New York City's wealthiest investor Arthur Shaw (Alan Alda) has an apartment at The Tower (aka Trump International Tower) and soon we find out he's a criminal on the Madoff scale.  Many have been fleeced of their pensions, including the "help" staff who work at The Tower.  Several employees, Josh (Ben Stiller), Odessa (Gabourey Sidibe), Enrique (Michael Peña) and Charlie (Casey Affleck) plot their revenge by stealing from Shaw.  Federal agent Claire Denham (Téa Leoni) is on to Shaw and this motley crew of mischievous marauders.

"Tower Heist", written by Ted Griffin and "Rush Hour" scribe Jeff Nathanson, relies on little more than one's ability to ignore a rather poor screenplay and have a good time laughing it up.  Characters change their spots faster than any leopard would ever dare to, and numerous situations make little sense.  "We don't take tips here at the Tower," several employees say, but that doesn't stop them from trying to take $40 million from the same person who offered the tip. 

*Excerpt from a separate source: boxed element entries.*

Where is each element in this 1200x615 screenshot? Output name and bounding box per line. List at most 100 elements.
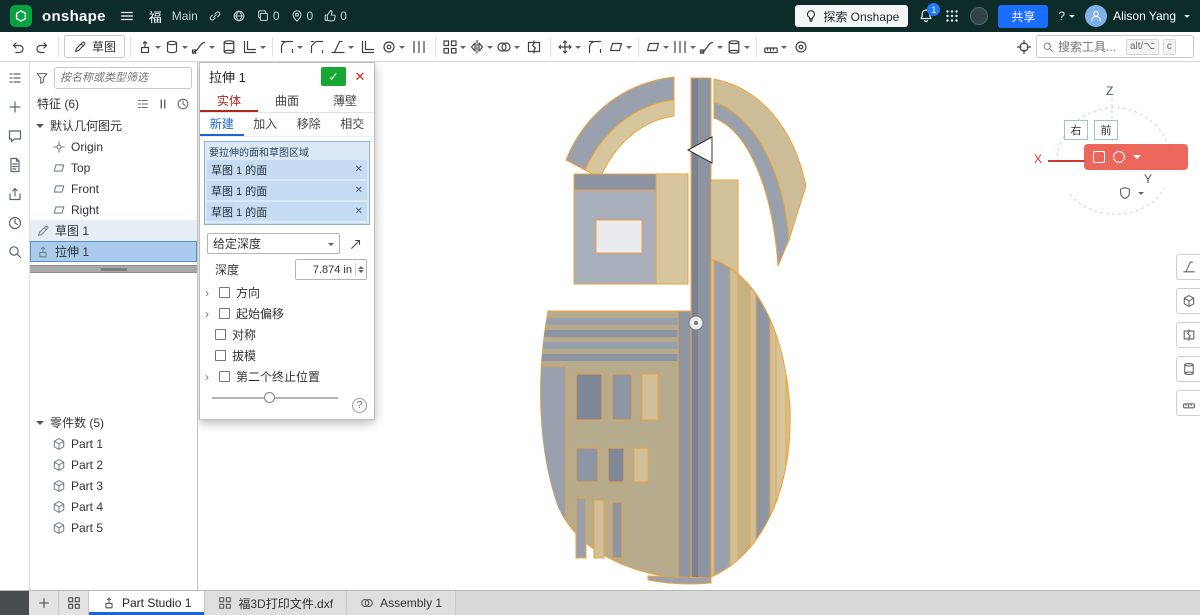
shield-icon[interactable]	[1118, 186, 1132, 200]
tree-item-extrude1[interactable]: 拉伸 1	[30, 241, 197, 262]
history-icon[interactable]	[176, 97, 190, 111]
named-views-button[interactable]	[1176, 356, 1200, 382]
slider-handle[interactable]	[264, 392, 275, 403]
remove-selection-icon[interactable]: ✕	[355, 185, 363, 196]
tree-item-right-plane[interactable]: Right	[30, 199, 197, 220]
browse-tabs-button[interactable]	[59, 591, 89, 615]
help-icon[interactable]: ?	[352, 398, 367, 413]
appearance-panel-button[interactable]	[1176, 288, 1200, 314]
option-direction[interactable]: › 方向	[200, 282, 374, 303]
document-title[interactable]: 福	[149, 7, 162, 26]
linear-pattern-button[interactable]	[441, 34, 467, 59]
draft-checkbox[interactable]	[215, 350, 226, 361]
measure-panel-button[interactable]	[1176, 390, 1200, 416]
tool-search-input[interactable]	[1058, 39, 1122, 54]
branch-name[interactable]: Main	[172, 9, 198, 23]
rollback-bar[interactable]	[30, 265, 197, 273]
tree-item-part2[interactable]: Part 2	[30, 454, 197, 475]
fillet-button[interactable]	[278, 34, 304, 59]
selection-item[interactable]: 草图 1 的面✕	[207, 202, 367, 221]
symmetric-checkbox[interactable]	[215, 329, 226, 340]
op-add[interactable]: 加入	[244, 113, 288, 136]
draft-button[interactable]	[329, 34, 355, 59]
replace-face-button[interactable]	[607, 34, 633, 59]
boolean-button[interactable]	[495, 34, 521, 59]
add-tab-button[interactable]	[29, 591, 59, 615]
apps-grid-icon[interactable]	[944, 8, 960, 24]
view-cube[interactable]: Z 右 前 X Y	[1032, 84, 1192, 234]
cube-face-right[interactable]: 右	[1064, 120, 1088, 140]
surface-button[interactable]	[725, 34, 751, 59]
option-second-end[interactable]: › 第二个终止位置	[200, 366, 374, 387]
option-symmetric[interactable]: 对称	[200, 324, 374, 345]
frame-button[interactable]	[671, 34, 697, 59]
second-end-checkbox[interactable]	[219, 371, 230, 382]
sheet-metal-button[interactable]	[644, 34, 670, 59]
insert-panel-icon[interactable]	[7, 99, 23, 115]
op-intersect[interactable]: 相交	[331, 113, 375, 136]
help-button[interactable]: ?	[1058, 9, 1076, 23]
depth-input[interactable]: 7.874 in	[295, 259, 367, 280]
onshape-logo-icon[interactable]	[10, 5, 32, 27]
share-button[interactable]: 共享	[998, 4, 1049, 28]
end-condition-select[interactable]: 给定深度	[207, 233, 340, 254]
share-link-icon[interactable]	[208, 9, 222, 23]
view-orientation-highlight[interactable]	[1084, 144, 1188, 170]
chamfer-button[interactable]	[305, 34, 328, 59]
hole-button[interactable]	[380, 34, 406, 59]
shell-button[interactable]	[356, 34, 379, 59]
tab-surface[interactable]: 曲面	[258, 90, 316, 112]
mass-properties-button[interactable]	[789, 34, 812, 59]
selection-list[interactable]: 要拉伸的面和草图区域 草图 1 的面✕ 草图 1 的面✕ 草图 1 的面✕ 草图…	[204, 141, 370, 225]
remove-selection-icon[interactable]: ✕	[355, 206, 363, 217]
modify-fillet-button[interactable]	[583, 34, 606, 59]
tree-item-part5[interactable]: Part 5	[30, 517, 197, 538]
copies-counter[interactable]: 0	[256, 9, 280, 23]
graphics-viewport[interactable]: 拉伸 1 ✓ ✕ 实体 曲面 薄壁 新建 加入 移除 相交 要拉伸的面和草图区域…	[198, 62, 1200, 590]
follows-counter[interactable]: 0	[290, 9, 313, 23]
loft-button[interactable]	[217, 34, 240, 59]
transform-button[interactable]	[556, 34, 582, 59]
tree-item-front-plane[interactable]: Front	[30, 178, 197, 199]
main-menu-icon[interactable]	[116, 4, 139, 29]
suppress-icon[interactable]	[156, 97, 170, 111]
thicken-button[interactable]	[241, 34, 267, 59]
tree-item-part4[interactable]: Part 4	[30, 496, 197, 517]
draft-analysis-button[interactable]	[1176, 254, 1200, 280]
option-start-offset[interactable]: › 起始偏移	[200, 303, 374, 324]
cancel-button[interactable]: ✕	[349, 67, 371, 86]
direction-checkbox[interactable]	[219, 287, 230, 298]
extrude-button[interactable]	[136, 34, 162, 59]
sweep-button[interactable]	[190, 34, 216, 59]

Mr. Ratner's film is entertaining to the extent we see Eddie Murphy, raucously funny for about five minutes before the welcome mat is worn, but Mr. Murphy's character Slide is recruited for the foolhardy robbery in the same way Jamie Foxx was for murder in "Horrible Bosses" earlier this year.  "Let's get someone who's great at stealing," says one character.  And what do you know, it's the black man who can!  This bit of racist stereotyping falls flat on its face, and Universal Pictures (which released both "Bosses" and "Tower Heist") has some explaining to do.  (For good though unrelated measure Universal Pictures was also the subject of a racial discrimination lawsuit three or four years ago.)

Other heist comedies have trodden this terrain better and less predictably.  "Quick Change" (1990), a snappy, thrifty New York caper with Bill Murray and Geena Davis directed by Howard Franklin and Mr. Murray, was sharper and more savvy than this boneheaded mess.  It's worth taking another look at that film, which gets less bogged down in minutiae than "Tower Heist" tries to. 

Mr. Stiller and Mr. Murphy look mismatched on the big screen together and often their characters live in different universes.  Mr. Peña, fresh from a jaunt of nasty stereotyping in the deplorable "30 Minutes Or Less", isn't too far removed from that film here.  The racial jokes and jabs and other assorted running jokes just aren't funny. 

"Tower Heist" is a film that needed to be reconnoitered, heisted, overhauled and re-engineered. 

With: Judd Hirsch, Nina Arianda, Marcia Jean Kurtz, Juan Carlos Hernandez.


"Tower Heist" is rated PG-13 by the Motion Picture Association Of America for  language and sexual content.  The film's running time is one hour and 44 minutes.